Research shows that getting hit by a car is the third leading cause of death for kids 5 to 9 years old. And it's a real danger for teenagers, too.

Kids and drivers alike need to do a better job of staying alert out on the streets.  

"When parents are teaching their kids to walk, they are so excited about those very first steps. Little do they know what they're going to get into," says Kate Carr, president and CEO of Safe Kids Worldwide. "It doesn't stop when you teach them left-right-left. We really need to go beyond that with our children."

Carr says you need to teach your children that if they're walking down the street, to use the sidewalk or a pavement. If they have to walk in the street, teach them to walk with the traffic going in the opposite direction. And, of course, if they have to cross the street, teach them to make sure and hold on to an adult's hand.

Carr says as kids get older, it's important to continue the conversation about safe walking.

"Today, with so many distracted drivers, we also have to teach our kids to be on the lookout for a distracted driver," she explains. "The best way to do that is before you step foot in the crosswalk, because of course we are going to emphasize that you only cross the street at a corner or at a crosswalk, that you are watching for an approaching vehicle and that you make eye contact with the driver. That you try and judge, have they seen me? Are they going to stop? Or is this a distracted driver who is going to go right through that stop sign or red light?"

But Carr warns it's not just the driver's distraction that kids need to watch out for.

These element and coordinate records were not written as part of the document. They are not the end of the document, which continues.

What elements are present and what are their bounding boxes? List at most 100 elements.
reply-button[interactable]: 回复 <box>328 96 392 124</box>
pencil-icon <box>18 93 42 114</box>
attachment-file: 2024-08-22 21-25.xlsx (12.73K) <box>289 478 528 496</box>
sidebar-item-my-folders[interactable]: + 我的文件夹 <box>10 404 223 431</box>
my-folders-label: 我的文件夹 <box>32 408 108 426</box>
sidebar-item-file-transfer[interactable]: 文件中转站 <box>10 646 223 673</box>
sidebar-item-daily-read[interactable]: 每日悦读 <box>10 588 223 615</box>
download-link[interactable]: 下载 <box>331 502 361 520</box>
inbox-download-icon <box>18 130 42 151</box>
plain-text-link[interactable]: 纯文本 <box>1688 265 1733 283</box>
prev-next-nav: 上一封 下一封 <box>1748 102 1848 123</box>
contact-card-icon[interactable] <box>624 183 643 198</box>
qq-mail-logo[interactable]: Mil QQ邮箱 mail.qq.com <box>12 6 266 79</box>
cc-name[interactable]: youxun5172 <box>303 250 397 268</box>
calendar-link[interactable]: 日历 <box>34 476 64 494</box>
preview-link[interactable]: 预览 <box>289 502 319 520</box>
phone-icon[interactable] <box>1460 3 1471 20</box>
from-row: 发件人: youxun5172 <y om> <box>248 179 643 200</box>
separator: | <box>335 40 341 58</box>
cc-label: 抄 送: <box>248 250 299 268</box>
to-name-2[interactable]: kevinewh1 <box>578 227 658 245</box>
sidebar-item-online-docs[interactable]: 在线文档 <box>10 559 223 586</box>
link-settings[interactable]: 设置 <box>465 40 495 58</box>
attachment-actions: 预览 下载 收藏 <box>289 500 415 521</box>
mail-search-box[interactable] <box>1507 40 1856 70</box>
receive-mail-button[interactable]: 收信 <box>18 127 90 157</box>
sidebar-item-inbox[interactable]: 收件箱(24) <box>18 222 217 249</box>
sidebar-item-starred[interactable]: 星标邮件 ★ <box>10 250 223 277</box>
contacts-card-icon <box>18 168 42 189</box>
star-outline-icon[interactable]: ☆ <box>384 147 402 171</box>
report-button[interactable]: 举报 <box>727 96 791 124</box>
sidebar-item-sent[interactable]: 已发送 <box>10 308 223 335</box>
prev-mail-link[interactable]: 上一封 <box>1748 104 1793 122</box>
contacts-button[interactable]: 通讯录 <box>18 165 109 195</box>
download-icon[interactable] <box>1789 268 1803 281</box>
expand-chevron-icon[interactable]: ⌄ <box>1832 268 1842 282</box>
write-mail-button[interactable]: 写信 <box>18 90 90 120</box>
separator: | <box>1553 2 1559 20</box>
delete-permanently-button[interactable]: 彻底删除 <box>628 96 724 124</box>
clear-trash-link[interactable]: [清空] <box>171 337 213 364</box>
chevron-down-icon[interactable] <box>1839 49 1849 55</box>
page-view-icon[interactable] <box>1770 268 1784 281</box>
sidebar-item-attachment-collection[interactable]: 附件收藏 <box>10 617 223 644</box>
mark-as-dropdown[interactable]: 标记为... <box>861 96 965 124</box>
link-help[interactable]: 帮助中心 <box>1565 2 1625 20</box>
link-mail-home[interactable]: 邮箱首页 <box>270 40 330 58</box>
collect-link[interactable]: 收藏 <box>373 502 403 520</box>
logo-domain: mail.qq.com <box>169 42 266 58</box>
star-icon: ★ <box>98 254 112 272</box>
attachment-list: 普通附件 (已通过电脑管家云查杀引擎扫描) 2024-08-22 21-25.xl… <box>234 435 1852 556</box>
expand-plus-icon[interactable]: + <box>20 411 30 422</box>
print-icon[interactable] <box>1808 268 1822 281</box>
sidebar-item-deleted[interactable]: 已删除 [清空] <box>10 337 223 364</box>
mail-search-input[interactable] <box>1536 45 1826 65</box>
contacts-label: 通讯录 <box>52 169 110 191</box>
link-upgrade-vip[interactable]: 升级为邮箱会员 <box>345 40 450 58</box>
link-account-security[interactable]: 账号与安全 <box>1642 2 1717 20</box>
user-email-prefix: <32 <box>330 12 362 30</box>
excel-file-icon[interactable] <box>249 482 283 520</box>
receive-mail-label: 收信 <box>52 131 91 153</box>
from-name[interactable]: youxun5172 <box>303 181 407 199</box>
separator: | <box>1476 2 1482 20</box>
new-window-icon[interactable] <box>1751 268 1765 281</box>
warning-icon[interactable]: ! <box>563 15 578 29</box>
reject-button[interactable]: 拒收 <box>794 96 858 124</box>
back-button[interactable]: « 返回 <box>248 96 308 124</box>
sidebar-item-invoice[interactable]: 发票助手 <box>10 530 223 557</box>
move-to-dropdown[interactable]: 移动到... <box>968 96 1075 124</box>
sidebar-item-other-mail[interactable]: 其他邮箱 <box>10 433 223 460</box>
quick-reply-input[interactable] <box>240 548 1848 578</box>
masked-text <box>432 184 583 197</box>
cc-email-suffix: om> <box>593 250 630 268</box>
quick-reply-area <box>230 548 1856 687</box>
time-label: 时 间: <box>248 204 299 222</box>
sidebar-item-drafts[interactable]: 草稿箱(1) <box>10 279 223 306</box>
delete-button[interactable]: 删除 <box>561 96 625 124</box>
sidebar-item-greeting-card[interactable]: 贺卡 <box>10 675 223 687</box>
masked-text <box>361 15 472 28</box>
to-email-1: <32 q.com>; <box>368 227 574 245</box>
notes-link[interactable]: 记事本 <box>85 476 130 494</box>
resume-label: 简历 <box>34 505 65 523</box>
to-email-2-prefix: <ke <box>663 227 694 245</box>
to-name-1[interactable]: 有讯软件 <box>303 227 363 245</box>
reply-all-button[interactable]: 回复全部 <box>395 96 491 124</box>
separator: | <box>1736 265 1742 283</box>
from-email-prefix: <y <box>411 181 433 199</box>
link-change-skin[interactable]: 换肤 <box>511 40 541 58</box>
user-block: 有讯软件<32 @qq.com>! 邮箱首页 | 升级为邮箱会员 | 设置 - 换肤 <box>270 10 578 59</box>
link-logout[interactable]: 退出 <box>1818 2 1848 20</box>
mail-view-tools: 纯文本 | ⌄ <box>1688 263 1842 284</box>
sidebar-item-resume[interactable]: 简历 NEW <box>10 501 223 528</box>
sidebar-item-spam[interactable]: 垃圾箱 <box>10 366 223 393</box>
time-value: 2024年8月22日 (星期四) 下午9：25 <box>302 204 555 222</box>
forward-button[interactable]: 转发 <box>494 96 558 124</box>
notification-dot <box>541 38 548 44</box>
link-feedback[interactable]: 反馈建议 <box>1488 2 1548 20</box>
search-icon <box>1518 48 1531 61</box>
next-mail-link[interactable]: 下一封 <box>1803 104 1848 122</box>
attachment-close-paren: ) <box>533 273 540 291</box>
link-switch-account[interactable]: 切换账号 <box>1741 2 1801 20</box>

"We're seeing a tremendous increase in pedestrian accidents caused by distracted walkers. And what's the biggest source of distraction? Of course it's a cell phone, or it's some type of technology instrument that is putting music in your ear. And that's a great thing. We love technology," she says. "But if you're using technology when you're walking and you're distracted and you're not paying attention to your environment, we have data that shows that you are much more likely to be in an accident as a result of that distraction."

Her advice to walkers is to think smartly before you step out into that street and are at risk of being hit by a vehicle. You can get there safely if you unplug and use your ears, your eyes, your head and your feet.

New research shows that for kids, faster moving cars appear to loom less than slowly moving cars, creating a dangerous illusion that speedy cars are not approaching.  So not only do fast drivers need more time to react, but young pedestrians may not see the cars coming in the first place.  It can be a deadly combination.